LONDON (Reuters) – Equity funds enjoyed their biggest inflows in five weeks as investors ramped up bets that concerns about sticky inflation may be overdone and that central banks will therefore remain in dovish mode, a weekly round-up by BofA showed on Friday.
In the week to Wednesday, investors ploughed $24.5 billion into stocks and $5.7 billion into bonds, while withdrawing $0.2 billion from gold and $4.2 billion from cash respectively, said BofA, which calculates the numbers from EPFR data.
Broader investment flows went into sectors which would be the best cushioned against any surprise increase in interest rates, such as financials, bank loans and U.S. inflation-protected securities. Inflows into credit funds stalled.
“Investors do not fear Fed or other central banks and do not believe central banks turn hawkish,” analysts led by Michael Hartnett, chief investment strategist at the bank, said in the note.

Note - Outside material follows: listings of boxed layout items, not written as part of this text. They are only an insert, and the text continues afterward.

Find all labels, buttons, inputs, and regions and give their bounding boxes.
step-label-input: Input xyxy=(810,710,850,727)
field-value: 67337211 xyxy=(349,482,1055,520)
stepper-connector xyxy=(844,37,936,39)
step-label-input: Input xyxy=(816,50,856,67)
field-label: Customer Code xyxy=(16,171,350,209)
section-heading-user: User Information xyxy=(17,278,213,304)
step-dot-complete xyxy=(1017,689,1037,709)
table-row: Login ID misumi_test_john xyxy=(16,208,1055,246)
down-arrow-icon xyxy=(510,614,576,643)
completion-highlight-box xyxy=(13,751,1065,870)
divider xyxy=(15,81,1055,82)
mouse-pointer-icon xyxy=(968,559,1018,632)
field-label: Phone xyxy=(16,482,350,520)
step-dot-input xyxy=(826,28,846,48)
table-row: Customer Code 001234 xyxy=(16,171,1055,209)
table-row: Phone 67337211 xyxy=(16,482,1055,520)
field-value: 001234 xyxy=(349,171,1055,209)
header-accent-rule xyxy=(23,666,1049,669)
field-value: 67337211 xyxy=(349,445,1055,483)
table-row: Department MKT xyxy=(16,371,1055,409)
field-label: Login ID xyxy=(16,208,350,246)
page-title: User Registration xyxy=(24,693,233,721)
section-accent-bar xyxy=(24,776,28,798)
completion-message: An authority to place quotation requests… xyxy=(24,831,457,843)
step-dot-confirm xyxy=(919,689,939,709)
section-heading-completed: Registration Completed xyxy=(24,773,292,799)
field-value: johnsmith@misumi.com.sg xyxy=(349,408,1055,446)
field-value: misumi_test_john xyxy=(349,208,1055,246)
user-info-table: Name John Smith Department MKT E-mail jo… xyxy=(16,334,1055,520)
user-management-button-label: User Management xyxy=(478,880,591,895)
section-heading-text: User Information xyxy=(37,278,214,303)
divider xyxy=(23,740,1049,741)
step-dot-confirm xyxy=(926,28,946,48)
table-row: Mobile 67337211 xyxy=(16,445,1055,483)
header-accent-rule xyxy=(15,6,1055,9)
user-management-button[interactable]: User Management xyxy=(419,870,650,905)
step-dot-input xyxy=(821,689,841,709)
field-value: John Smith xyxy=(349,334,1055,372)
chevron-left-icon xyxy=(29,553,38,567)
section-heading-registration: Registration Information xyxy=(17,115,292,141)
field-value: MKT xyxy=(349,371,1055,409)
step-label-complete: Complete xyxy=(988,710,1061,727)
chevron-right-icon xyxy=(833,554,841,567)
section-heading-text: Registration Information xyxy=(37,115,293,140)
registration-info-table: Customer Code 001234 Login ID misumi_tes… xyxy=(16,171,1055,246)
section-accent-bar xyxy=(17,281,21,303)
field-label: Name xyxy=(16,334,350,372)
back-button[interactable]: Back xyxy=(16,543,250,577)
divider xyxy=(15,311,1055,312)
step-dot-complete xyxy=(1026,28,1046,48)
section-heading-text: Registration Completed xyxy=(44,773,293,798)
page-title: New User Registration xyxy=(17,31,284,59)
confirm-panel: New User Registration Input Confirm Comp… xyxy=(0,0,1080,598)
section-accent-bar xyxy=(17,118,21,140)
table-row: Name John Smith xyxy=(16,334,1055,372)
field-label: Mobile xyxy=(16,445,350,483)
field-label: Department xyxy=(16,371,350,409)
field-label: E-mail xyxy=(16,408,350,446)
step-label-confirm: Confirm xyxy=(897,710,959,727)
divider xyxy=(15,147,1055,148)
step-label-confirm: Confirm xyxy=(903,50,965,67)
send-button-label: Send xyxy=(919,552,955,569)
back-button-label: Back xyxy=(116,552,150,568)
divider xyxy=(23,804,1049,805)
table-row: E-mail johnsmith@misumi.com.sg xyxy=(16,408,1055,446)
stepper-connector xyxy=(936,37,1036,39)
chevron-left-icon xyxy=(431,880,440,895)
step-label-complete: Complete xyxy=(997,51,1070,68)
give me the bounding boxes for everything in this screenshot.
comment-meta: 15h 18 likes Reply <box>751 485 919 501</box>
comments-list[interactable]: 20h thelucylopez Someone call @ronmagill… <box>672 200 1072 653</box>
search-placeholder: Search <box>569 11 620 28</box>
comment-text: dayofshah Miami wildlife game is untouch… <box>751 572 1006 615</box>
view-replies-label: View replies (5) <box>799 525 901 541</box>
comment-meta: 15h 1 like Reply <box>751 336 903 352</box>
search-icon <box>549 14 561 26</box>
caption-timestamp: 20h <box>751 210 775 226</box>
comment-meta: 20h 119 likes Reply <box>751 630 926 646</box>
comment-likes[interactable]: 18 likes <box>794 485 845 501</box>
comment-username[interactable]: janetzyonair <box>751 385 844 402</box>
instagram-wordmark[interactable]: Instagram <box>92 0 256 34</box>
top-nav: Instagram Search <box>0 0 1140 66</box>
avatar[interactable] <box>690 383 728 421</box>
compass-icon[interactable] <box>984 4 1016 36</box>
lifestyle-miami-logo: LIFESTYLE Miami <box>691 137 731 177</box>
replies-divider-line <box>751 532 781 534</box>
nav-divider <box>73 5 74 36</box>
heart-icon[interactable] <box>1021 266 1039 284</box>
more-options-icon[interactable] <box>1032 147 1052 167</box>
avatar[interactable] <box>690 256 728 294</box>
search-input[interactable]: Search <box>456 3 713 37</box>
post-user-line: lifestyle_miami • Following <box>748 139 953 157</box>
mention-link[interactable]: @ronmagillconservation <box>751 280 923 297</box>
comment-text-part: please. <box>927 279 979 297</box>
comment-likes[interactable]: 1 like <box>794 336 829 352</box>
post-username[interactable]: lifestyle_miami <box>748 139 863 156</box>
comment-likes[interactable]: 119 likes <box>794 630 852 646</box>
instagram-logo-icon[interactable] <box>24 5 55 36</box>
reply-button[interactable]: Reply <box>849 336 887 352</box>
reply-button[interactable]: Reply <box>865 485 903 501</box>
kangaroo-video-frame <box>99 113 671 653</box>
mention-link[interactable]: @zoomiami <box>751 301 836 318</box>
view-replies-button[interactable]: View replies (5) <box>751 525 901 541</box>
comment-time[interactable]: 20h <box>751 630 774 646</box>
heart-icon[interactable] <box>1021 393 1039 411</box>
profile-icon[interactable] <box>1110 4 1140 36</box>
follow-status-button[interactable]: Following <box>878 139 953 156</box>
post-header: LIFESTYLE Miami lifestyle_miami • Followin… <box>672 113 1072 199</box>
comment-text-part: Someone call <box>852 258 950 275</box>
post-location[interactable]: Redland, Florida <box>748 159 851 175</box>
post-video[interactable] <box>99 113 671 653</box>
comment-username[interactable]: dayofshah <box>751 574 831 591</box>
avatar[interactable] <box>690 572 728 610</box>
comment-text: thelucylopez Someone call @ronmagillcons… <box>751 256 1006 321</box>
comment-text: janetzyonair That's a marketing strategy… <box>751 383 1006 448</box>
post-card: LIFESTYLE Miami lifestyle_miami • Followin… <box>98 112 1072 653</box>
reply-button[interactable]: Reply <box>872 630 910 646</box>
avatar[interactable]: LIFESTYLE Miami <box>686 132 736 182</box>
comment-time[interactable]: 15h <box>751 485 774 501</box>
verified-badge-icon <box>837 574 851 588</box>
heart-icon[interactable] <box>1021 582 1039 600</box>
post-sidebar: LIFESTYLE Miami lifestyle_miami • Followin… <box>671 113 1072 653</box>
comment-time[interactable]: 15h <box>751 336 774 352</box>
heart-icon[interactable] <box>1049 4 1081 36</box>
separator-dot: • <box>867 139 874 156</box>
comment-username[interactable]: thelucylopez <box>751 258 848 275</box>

BofA analysts noted the UK base rate, which stands at 0.1%, is currently is the lowest in 300 years. Some investors believe that a 15 bps rate hike priced in by the markets for this year would represent a “policy mistake”.
The analysts also noted that Turkey’s massive 200 bps rate cut on Thursday was the 1000th central bank rate cut since the Lehman Brothers bankruptcy in 2008.
BofA’s Bull & Bear indicator rose a notch to 5.2, in the middle of the range, but remained well below a peak of 7.2 hit in January 2020.